Avukat İzmir’deki otelde Kerime’nin izini bulmuştu. İzmir’den bir arkadaşı aracılığı ile de otelden sonra nereye gittiğini bulmaya çalışacaktı.
“Ne otele mi gitmiş?” dedi Reyhan gözlerini kocaman açmış, eliyle ayıplar gibi ağzını kapatmıştı “Yanında kim varmış?”
Suphi’nin anlattıklarını dinleyen Gülsüme hanım ters ters bakınca Kemal ile ilgilenmeyi bahane edip, sessizce dinlemeye devam etmişti. Kemal’de tıpkı Hediye gibi yavaş yavaş büyüyordu. Reyhan oğluyla gurur duyuyor, onu öve öve bitiremiyordu. Evde çalışanlar kendi aralarında konuşurlarken “buldumcuk” diye bahsediyorlardı Reyhan’dan.

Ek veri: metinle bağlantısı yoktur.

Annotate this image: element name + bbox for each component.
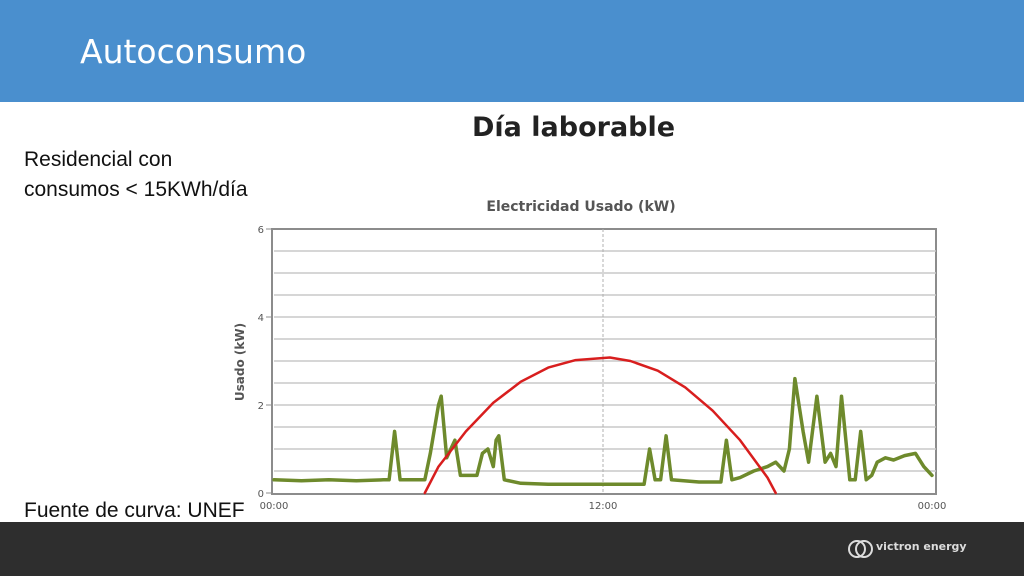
grid-lines — [274, 229, 936, 493]
series-lines — [272, 356, 934, 495]
chart-title: Electricidad Usado (kW) — [486, 199, 675, 215]
y-tick-label: 4 — [258, 313, 264, 324]
y-tick-label: 2 — [258, 401, 264, 412]
solar-curve-line — [423, 356, 777, 495]
y-axis-label: Usado (kW) — [233, 323, 247, 401]
chart-heading: Día laborable — [472, 112, 676, 143]
subtitle-text: Residencial con consumos < 15KWh/día — [24, 145, 324, 205]
x-tick-label: 00:00 — [918, 501, 947, 512]
usage-series-line — [272, 376, 934, 486]
source-text: Fuente de curva: UNEF — [24, 499, 245, 522]
x-tick-label: 00:00 — [260, 501, 289, 512]
y-tick-label: 0 — [258, 489, 264, 500]
victron-logo: victron energy — [848, 538, 968, 562]
logo-icon — [848, 540, 873, 558]
subtitle-line-1: Residencial con — [24, 148, 173, 171]
slide-footer — [0, 522, 1024, 576]
y-tick-label: 6 — [258, 225, 264, 236]
x-tick-label: 12:00 — [589, 501, 618, 512]
logo-text: victron energy — [876, 540, 967, 553]
subtitle-line-2: consumos < 15KWh/día — [24, 178, 248, 201]
tick-labels: 0 2 4 6 00:00 12:00 00:00 — [258, 225, 947, 512]
slide-header: Autoconsumo — [0, 0, 1024, 102]
slide-title: Autoconsumo — [80, 32, 307, 71]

Suden otele birilerinin gelip Kerime’yi sorduklarını Suat’a bahsedince, Suat’ta hemen annesini arayıp ona anlattı. Dürdane hanım o akşam kızını da alıp, Kerime’nin evine geldi ve otelden onu sorduklarını haber verdi. Arayan avukat, Suphi’nin arkadaşlarından biriydi ve boşanma işlemleri için aradığını söylemişti. O geldiğinde resepsiyonda Suden olduğu için her şeyi öğrenmişti ama Kerime’nin yerini bildiğine dair de hiç renk vermemişti.
“Bana sorarsan boşanma!” dedi Dürdane hanım, “Bırak seni arasın dursunlar, bulsalar da boşanmayı kabul etmek zorunda değilsin!”
“Beni bulabilirler mi?” dedi Kerime korkuyla.
“Bulabilirler belki ama zor! Kimseyi tanımıyorsun, bir yerde kaydın yok. Hem bu çocuğun o aileden alacakları olacak ileride, boşanırsan hakkından vazgeçmiş olursun! Yazık değil mi? İyi ki zamanında resmi nikah yapılmış!”
“Bulamazlar inşallah!” dedi Kerime, tedirgin olmuştu.